People often describe other people as behaving like animals (i.e. like non-human animals) when they behave badly.  This has always struck me as a bit unfair to animals.  Animals don’t rape or commit genocide or engage in torture.

But living in a house with animals it strikes me that certain kinds of crime really are very animal indeed: crimes like shoplifting, burglary, picking pockets, mugging, looting, opportunistic, amoral crimes, crimes motivated by nothing more complicated than ‘I’ll have that.’   The hitmen in films like Looper or Pulp Fiction, who kill for a living, without malice or anger, and without regret, strike me as being quite animal.  When Amundsen was travelling to the South Pole, he killed dogs that were no longer needed and fed them to the others.  I’m sure they tucked in without worry or remorse.

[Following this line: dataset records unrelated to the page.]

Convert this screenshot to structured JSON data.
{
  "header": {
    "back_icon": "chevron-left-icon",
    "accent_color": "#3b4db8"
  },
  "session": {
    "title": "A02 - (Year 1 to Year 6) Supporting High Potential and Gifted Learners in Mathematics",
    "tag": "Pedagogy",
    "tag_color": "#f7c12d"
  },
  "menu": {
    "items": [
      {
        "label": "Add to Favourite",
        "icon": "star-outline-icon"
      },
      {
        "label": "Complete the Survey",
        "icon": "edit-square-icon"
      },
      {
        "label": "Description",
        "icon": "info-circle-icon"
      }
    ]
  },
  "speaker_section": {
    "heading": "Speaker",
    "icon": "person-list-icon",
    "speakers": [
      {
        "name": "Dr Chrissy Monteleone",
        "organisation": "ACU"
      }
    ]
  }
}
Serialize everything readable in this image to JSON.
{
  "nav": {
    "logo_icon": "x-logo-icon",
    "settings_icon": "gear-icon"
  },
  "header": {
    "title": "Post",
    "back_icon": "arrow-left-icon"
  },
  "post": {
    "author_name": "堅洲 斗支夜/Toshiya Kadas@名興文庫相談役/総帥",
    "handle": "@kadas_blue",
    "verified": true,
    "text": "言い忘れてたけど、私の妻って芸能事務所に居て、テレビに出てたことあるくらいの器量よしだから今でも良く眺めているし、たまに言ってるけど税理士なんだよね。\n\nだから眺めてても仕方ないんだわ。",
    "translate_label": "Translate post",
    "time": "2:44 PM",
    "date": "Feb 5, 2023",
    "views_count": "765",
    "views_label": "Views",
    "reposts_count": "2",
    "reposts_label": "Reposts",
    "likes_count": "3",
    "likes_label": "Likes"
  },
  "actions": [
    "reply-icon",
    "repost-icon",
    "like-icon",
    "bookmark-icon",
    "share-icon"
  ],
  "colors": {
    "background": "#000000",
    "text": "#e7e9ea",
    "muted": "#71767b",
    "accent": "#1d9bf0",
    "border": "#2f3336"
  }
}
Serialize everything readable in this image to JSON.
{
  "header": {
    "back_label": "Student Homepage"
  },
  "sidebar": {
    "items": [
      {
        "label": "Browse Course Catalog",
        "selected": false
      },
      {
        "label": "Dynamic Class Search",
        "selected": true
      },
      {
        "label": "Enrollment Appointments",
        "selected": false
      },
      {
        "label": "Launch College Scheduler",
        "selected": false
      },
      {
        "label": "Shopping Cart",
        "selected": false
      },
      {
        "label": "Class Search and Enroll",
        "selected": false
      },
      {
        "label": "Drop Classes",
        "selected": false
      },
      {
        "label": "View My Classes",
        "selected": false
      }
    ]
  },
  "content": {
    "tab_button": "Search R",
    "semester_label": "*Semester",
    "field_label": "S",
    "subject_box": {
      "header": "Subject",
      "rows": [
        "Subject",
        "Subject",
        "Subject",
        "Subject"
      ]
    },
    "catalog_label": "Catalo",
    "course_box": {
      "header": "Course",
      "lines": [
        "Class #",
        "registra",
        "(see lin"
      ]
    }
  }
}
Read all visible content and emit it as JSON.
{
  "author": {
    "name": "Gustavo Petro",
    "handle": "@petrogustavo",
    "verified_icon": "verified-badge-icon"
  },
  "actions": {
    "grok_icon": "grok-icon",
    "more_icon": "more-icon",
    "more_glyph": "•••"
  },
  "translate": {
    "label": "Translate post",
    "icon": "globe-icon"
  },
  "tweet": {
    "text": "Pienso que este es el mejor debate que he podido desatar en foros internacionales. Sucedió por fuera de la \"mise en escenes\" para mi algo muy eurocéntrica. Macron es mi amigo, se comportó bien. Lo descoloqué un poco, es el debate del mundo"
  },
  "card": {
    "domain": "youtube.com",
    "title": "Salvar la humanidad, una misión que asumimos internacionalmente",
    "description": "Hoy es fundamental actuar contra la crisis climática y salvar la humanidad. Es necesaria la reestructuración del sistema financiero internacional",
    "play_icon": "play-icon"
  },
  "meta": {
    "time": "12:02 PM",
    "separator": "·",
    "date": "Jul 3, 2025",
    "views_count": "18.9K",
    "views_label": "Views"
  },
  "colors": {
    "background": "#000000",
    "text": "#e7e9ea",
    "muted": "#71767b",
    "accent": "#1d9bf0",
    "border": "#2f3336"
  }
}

Animals (or at least the ones I’m acquainted with) take things opportunistically and without compunction, and they defend what they’ve taken as long as they think they can win the fight.   They are capable of being delightfully and genuinely friendly, but incapable of being kind.  They are capable of being horribly aggressive, but incapable of being cruel.  If one of them picks up a thorny twig to play with, he’ll bash it against your legs without a thought as he runs by, not out of inconsiderateness, but because he simply doesn’t do that kind of consideration.

They’ve never eaten from the tree of the knowledge of good and evil.

*  *  *

Sometimes morality is portrayed as being the opposite to the pleasure principle, but that’s just silly.  What point does life have without pleasure?  (To help others?  To help them to do what?)  Pleasure is simply the sum total of things that make life worthwhile, and it just doesn’t make any sense to say that life could have an additional purpose.

Genuine morality is the pleasure principle, but with the rest of the world factored in: other people, other creatures, our future selves.   It doesn’t tell us to forego pleasure per se, but it might tell us to forego pleasures that will lead to harm elsewhere, or later on.  It doesn’t tell us to pursue suffering, but it might tell us to be willing to suffer here and now for the sake of pleasure elsewhere, or later on.

It’s morally wrong to behave as if you were the centre of the universe, because it’s factually wrong.  As a matter of fact, you’re not.

Animals don’t know that, though.  They act as if they themselves at this moment were all that mattered.  And this works perfectly well for them, because evolution has provided them with appetites and drives that will allow the simple pursuit of pleasure and avoidance of pain to address longer term or wider needs without them having to even think about it.

But we do know it, and so we do have to think about it.  We can only not think about it by lying to ourselves.  And that does damage to us, because it requires us to build partitions across our minds.

*  *  *

And yet there’s a huge price to pay for this knowledge.  This awareness that we should think about things beyond our immediate selves and our present impulses, adds layers of calculation and anxiety to every choice we make.  It takes away spontaneity.

I think that’s why bad guys are fun to watch.  They appeal to us not because they are wicked and knowing per se, but, oddly enough, because of their innocence.    They remind us of a kind of innocence and simplicity that animals have and we have lost for good.  They remind us of what we had to give up when we ate that bloody fruit.